While physical fatigue is yet to set in, mental fatigue is nestling into my brain. Perhaps its the viewing choices I’ve made the last couple of days, but I find myself increasingly pining for glimmers of hope in a docket full of pretty morose subjects. Maybe that’s why I’m scheduling lighter fare in the upcoming days.
But before those moments of levity, one of the highlights of the fest so far tunnels down that morose hole like no other. Jennifer Brea’s Unrest is an unflinching and harrowing first person documentary about ME-CFS (myalgic encephalopathy or chronic fatigue syndrome) and the devastating effects it wrecks on the human body. Opening with grainy camera footage as Brea pulls her limp body onto her bed, the film charts both her personal struggle with the disease and its complicated and misunderstood history.

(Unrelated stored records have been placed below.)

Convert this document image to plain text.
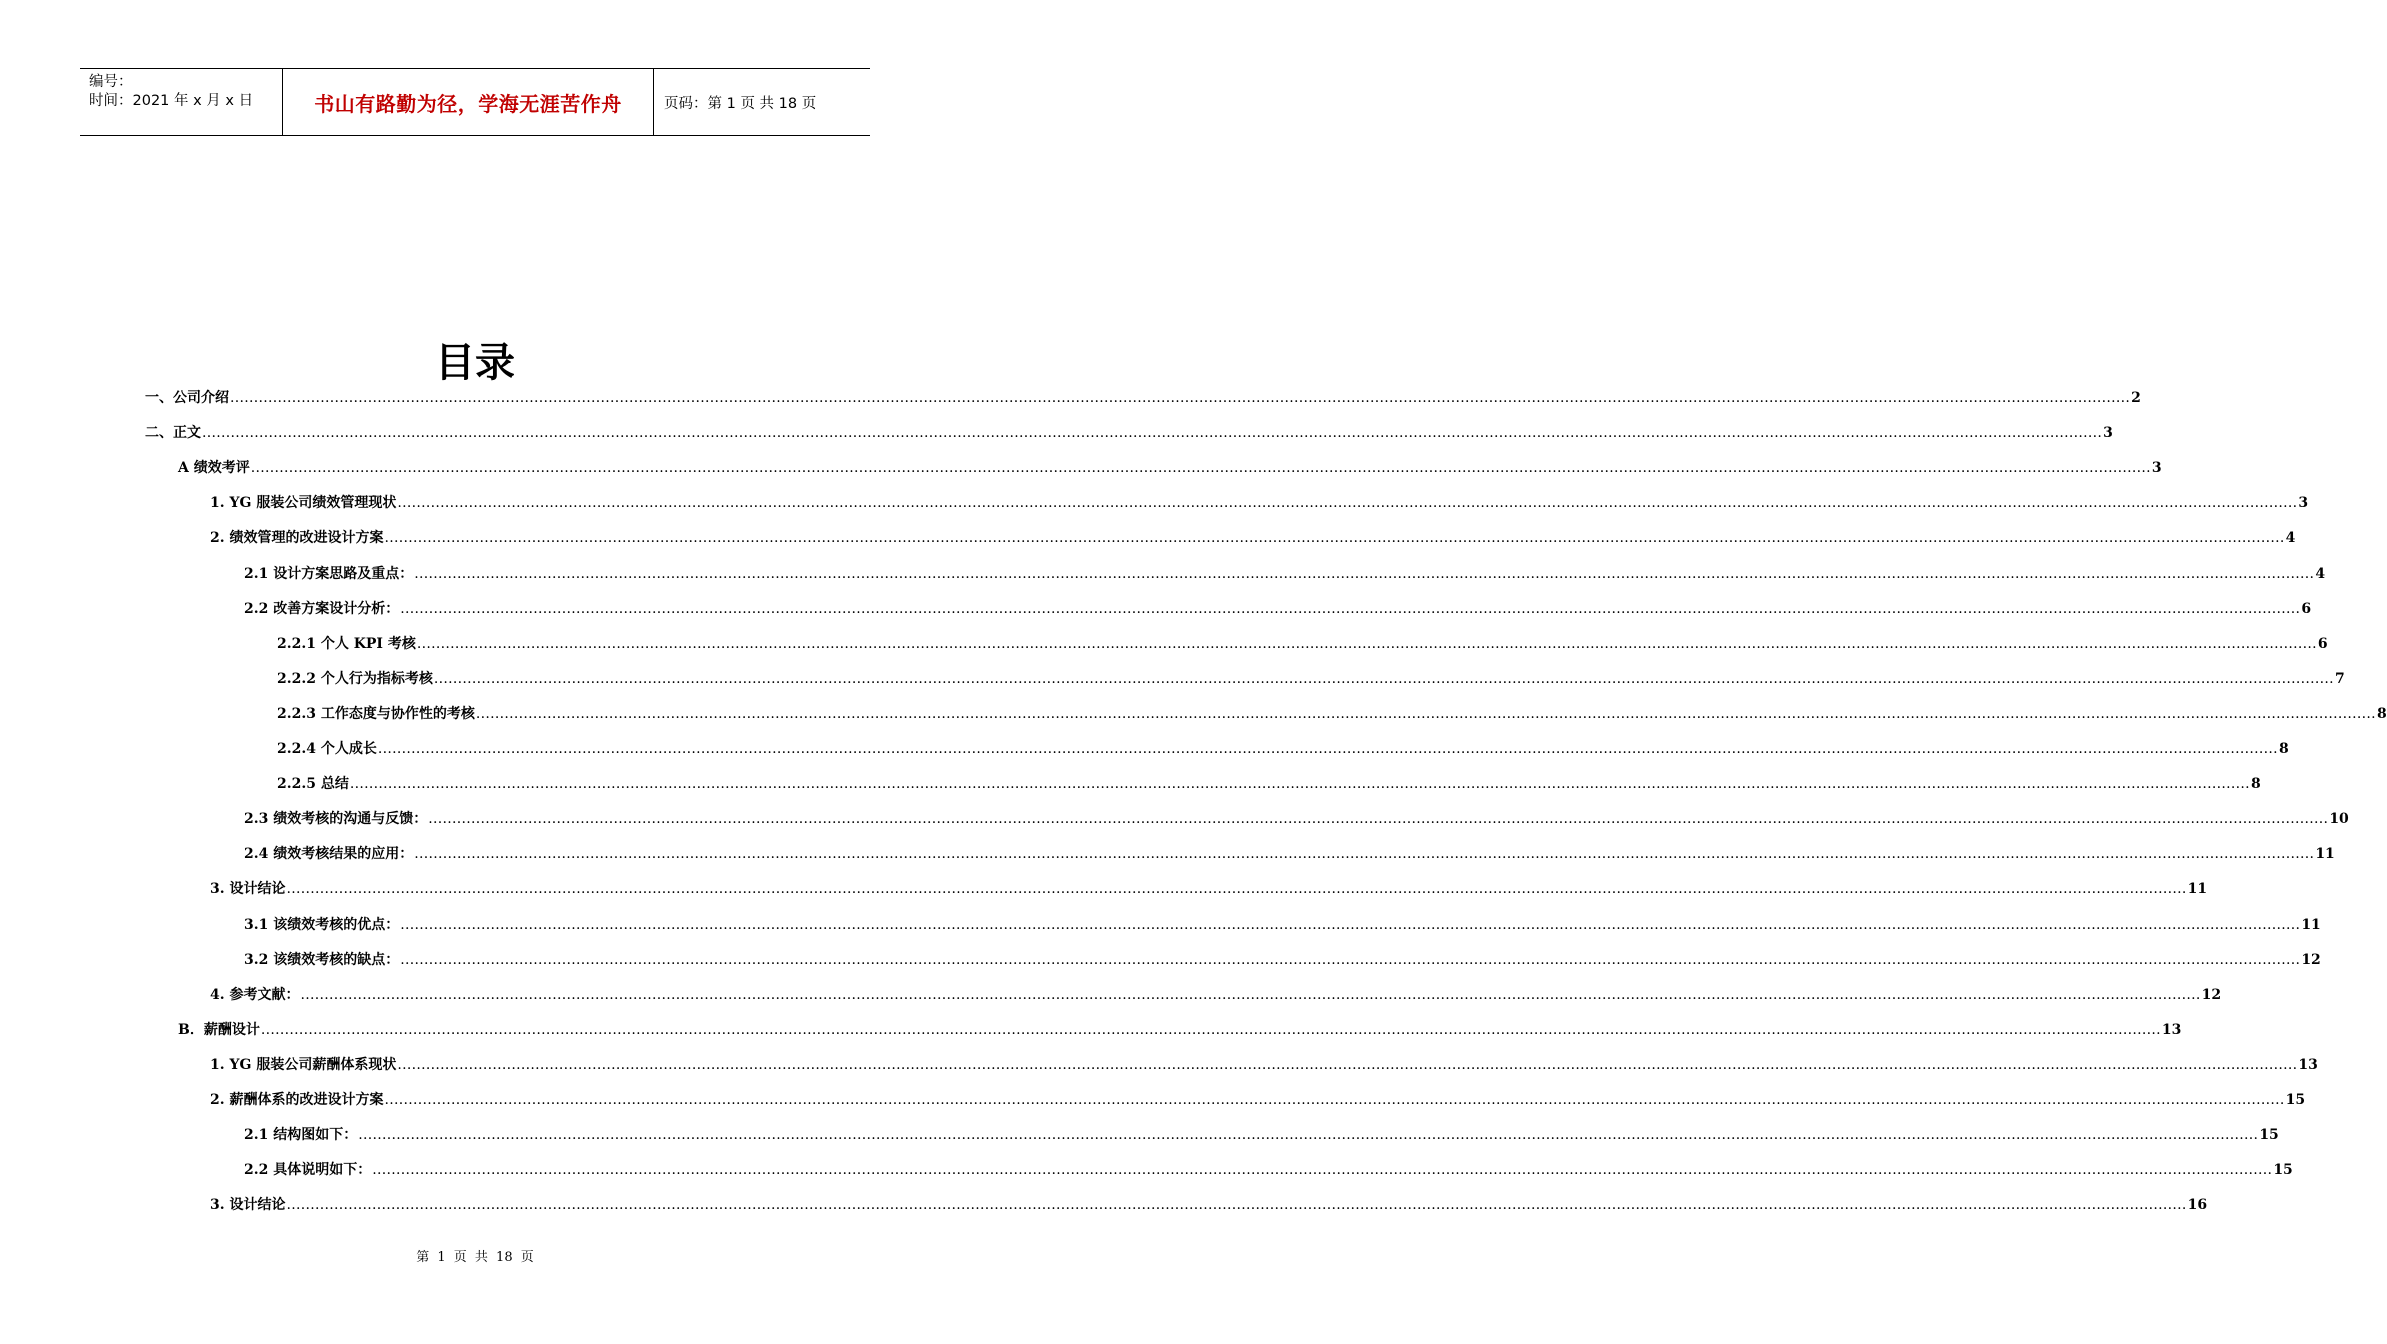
编号：
时间：2021 年 x 月 x 日	书山有路勤为径，学海无涯苦作舟	页码：第 1 页 共 18 页
目录
一、公司介绍 ................................................................................................................................................................................................................................................................................................................................................................................................................ 2
二、正文 ................................................................................................................................................................................................................................................................................................................................................................................................................ 3
A 绩效考评 ................................................................................................................................................................................................................................................................................................................................................................................................................ 3
1. YG 服装公司绩效管理现状 ................................................................................................................................................................................................................................................................................................................................................................................................................ 3
2. 绩效管理的改进设计方案 ................................................................................................................................................................................................................................................................................................................................................................................................................ 4
2.1 设计方案思路及重点： ................................................................................................................................................................................................................................................................................................................................................................................................................ 4
2.2 改善方案设计分析： ................................................................................................................................................................................................................................................................................................................................................................................................................ 6
2.2.1 个人 KPI 考核 ................................................................................................................................................................................................................................................................................................................................................................................................................ 6
2.2.2 个人行为指标考核 ................................................................................................................................................................................................................................................................................................................................................................................................................ 7
2.2.3 工作态度与协作性的考核 ................................................................................................................................................................................................................................................................................................................................................................................................................ 8
2.2.4 个人成长 ................................................................................................................................................................................................................................................................................................................................................................................................................ 8
2.2.5 总结 ................................................................................................................................................................................................................................................................................................................................................................................................................ 8
2.3 绩效考核的沟通与反馈： ................................................................................................................................................................................................................................................................................................................................................................................................................ 10
2.4 绩效考核结果的应用： ................................................................................................................................................................................................................................................................................................................................................................................................................ 11
3. 设计结论 ................................................................................................................................................................................................................................................................................................................................................................................................................ 11
3.1 该绩效考核的优点： ................................................................................................................................................................................................................................................................................................................................................................................................................ 11
3.2 该绩效考核的缺点： ................................................................................................................................................................................................................................................................................................................................................................................................................ 12
4. 参考文献： ................................................................................................................................................................................................................................................................................................................................................................................................................ 12
B．薪酬设计 ................................................................................................................................................................................................................................................................................................................................................................................................................ 13
1. YG 服装公司薪酬体系现状 ................................................................................................................................................................................................................................................................................................................................................................................................................ 13
2. 薪酬体系的改进设计方案 ................................................................................................................................................................................................................................................................................................................................................................................................................ 15
2.1 结构图如下： ................................................................................................................................................................................................................................................................................................................................................................................................................ 15
2.2 具体说明如下： ................................................................................................................................................................................................................................................................................................................................................................................................................ 15
3. 设计结论 ................................................................................................................................................................................................................................................................................................................................................................................................................ 16
第 1 页 共 18 页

Gradually bringing other sufferers into the film through her Errol Morris-like interview technique, Unrest becomes a medical procedural as doctors, scientists and others lobby for more research and open dialogue. One of the more shocking episodes in Brea’s work details the case of a young Danish girl named Karina who was abruptly taken away from her family and institutionalized because her physician truly believed her illness was a psychosomatic result of her home life. Another portion deals with the varying degrees of illness (85% being female) and possible genetic links between mothers who suffer and the eventual diagnosis of their children.
Never too far removed from the center, though, are Jennifer and her stoic, faithful husband Omar as they provide an emotional foundation to the film. Watching some of her more private moments, with the camera poised inches from her face, almost become too personal to bear. As Brea describes the invisibility she and so many other sufferers feel, Unrest is a first person testimonial that bravely speaks for all the invisible.
A film whose bleak, unrelenting sadness did not fully win me over was Wayne Roberts’ Katie Says Goodbye. Packing the most star wattage on-screen yet (including supporting roles by Mary Steenburgen, Jim Belushi and Christopher Abbott), the film settles on the young, plucky but misguided Katie (Olivia Cooke). Promiscuous with any fella in the wind-swept Arizona town who gives her a ride home from her diner job, she socks away their money in hopes of getting to San Francisco one day. Then she meets new guy Bruno (Abbott) and falls head over heels in love …. although she doesn’t quite understand that her side job for money could complicate their relationship.
As Katie, Cooke (from Me, Earl and the Dying Girl) owns the film. And writer-director Roberts is wise to allow the camera to hold on her magically expressive face several times throughout the film, especially during the final touching moments. She gives a magnanimous heart to a confused young girl we care about, but at times the film feels utterly misogynistic and excessive. If the point is to create a modern, desert-fried Joan of Arc in Katie, then mission accomplished. Otherwise, Katie Says Goodbye is dour to the point of abstraction.
Even more perplexing, Alejandro Molina’s Los Presentes (The Present Ones) juggles a lot of ideas, but not many of them land successfully. Essentially a psychological thriller about the bifurcated mind of an actress named Ana working through rehearsals of Hamlet and playing Ophelia, the film desperately wants to be Persona (1966) or Mulholland Drive (2001).
Even though she seems to maintain the perfect life, with an attractive, wealthy husband and precocious kid, Ana allows something into her psyche and she gradually pushes her normal life away, choosing adulterous flings instead. Portrayed by two actresses (Marianna Burelli as the initially normal Ana and Camila Selser as the intruder Ana), Los Presentes casually flips between both women to explore the dichotomy in her personality.
On top of that psychological minefield, the idea of Ana playing Ophelia in Hamlet and the centuries-old dialogue about that character’s role as a dynamic female lends a meta-text to the film. If that’s not enough, Molina interjects a fairy tale over the entire film about warriors turning into mountains and unrequited love.
Clearly influenced by masters of Spanish cinema such as Raul Ruiz in its portmanteau narrative, Los Presentes ultimately becomes too obvious in its ‘artiness’ and too earnest in its desire to achieve a ‘wow’ ending.
The Dallas International Film Festival runs through Sunday, April 9.